- Title: Unbounded ABE via Bilinear Entropy Expansion, Revisited
- Venue: SEIEE 3-404
- Time: 2:00-3:00PM, March 5, 2019
- Speaker: Dr. Junqing Gong
- Affiliation: École Normale Supérieure
This talk presents simpler and improved constructions of unbounded attribute-based encryption (ABE) schemes with constant-size public parameters under static assumptions in bilinear groups. Concretely, we show:
- a simple and adaptively secure unbounded ABE scheme in composite-order groups, improving upon a previous construction of Lewko and Waters (Eurocrypt’ 11) which only achieves selective security;
- an improved adaptively secure unbounded ABE scheme based on the k-linear assumption in prime-order groups with shorter ciphertexts and secret keys than those of Okamoto and Takashima (Asiacrypt’ 12);
- the first adaptively secure unbounded ABE scheme for arithmetic branching programs under static assumptions.

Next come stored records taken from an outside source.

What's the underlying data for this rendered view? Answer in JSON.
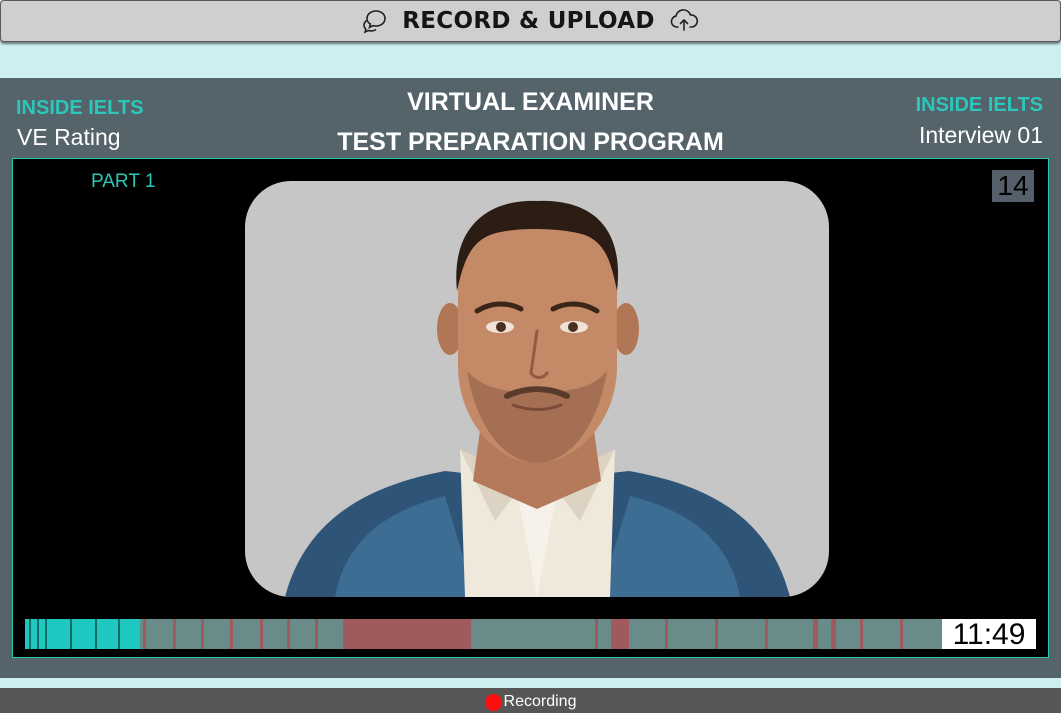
{
  "header": {
    "title": "RECORD & UPLOAD",
    "left_icon": "chat-bubbles-icon",
    "right_icon": "cloud-upload-icon"
  },
  "panel": {
    "brand_left": "INSIDE IELTS",
    "subtitle_left": "VE Rating",
    "title_line1": "VIRTUAL EXAMINER",
    "title_line2": "TEST PREPARATION PROGRAM",
    "brand_right": "INSIDE IELTS",
    "subtitle_right": "Interview 01"
  },
  "stage": {
    "part_label": "PART 1",
    "question_number": "14",
    "video": "examiner-avatar"
  },
  "timeline": {
    "time_display": "11:49"
  },
  "status": {
    "recording_label": "Recording"
  },
  "colors": {
    "accent": "#2cc7bb",
    "panel_bg": "#55636a",
    "page_bg": "#cdeff0",
    "timeline_track": "#6b8b8b",
    "timeline_played": "#1ec7bf",
    "timeline_marker": "#a05a5e",
    "recording_dot": "#ff1010"
  }
}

At the core of all of these constructions is a “bilinear entropy expansion” lemma that allows us to generate any polynomial amount of entropy starting from constant-size public parameters; the entropy can then be used to transform existing adaptively secure “bounded” ABE schemes into unbounded ones.

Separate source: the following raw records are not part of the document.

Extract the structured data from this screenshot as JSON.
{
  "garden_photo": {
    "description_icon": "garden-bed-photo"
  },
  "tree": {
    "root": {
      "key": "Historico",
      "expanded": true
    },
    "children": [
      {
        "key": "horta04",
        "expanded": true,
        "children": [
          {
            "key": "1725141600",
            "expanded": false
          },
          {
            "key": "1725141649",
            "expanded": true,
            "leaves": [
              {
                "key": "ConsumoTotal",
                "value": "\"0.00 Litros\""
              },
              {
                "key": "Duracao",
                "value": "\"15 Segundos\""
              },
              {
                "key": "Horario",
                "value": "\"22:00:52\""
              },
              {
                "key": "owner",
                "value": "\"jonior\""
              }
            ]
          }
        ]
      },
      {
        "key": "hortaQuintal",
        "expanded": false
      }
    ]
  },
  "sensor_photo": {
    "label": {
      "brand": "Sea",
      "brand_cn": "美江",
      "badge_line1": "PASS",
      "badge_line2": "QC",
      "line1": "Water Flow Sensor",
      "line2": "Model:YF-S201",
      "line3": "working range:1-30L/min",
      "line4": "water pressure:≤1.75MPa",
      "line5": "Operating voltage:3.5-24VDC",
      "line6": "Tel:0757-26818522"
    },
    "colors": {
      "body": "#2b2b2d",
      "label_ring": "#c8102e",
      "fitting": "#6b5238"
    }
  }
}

Based on joint work with Jie Chen, Lucas Kowalczyk, Hoeteck Wee.
Junqing Gong is a postdoc researcher of CNRS, ENS and PSL. Before that, he was a postdoc researcher at ENS de Lyon. He obtained his Ph.D. from Shanghai Jiao Tong University in 2016. His research interest is public-key cryptography, in particular, design and analysis of practical functional encryptions.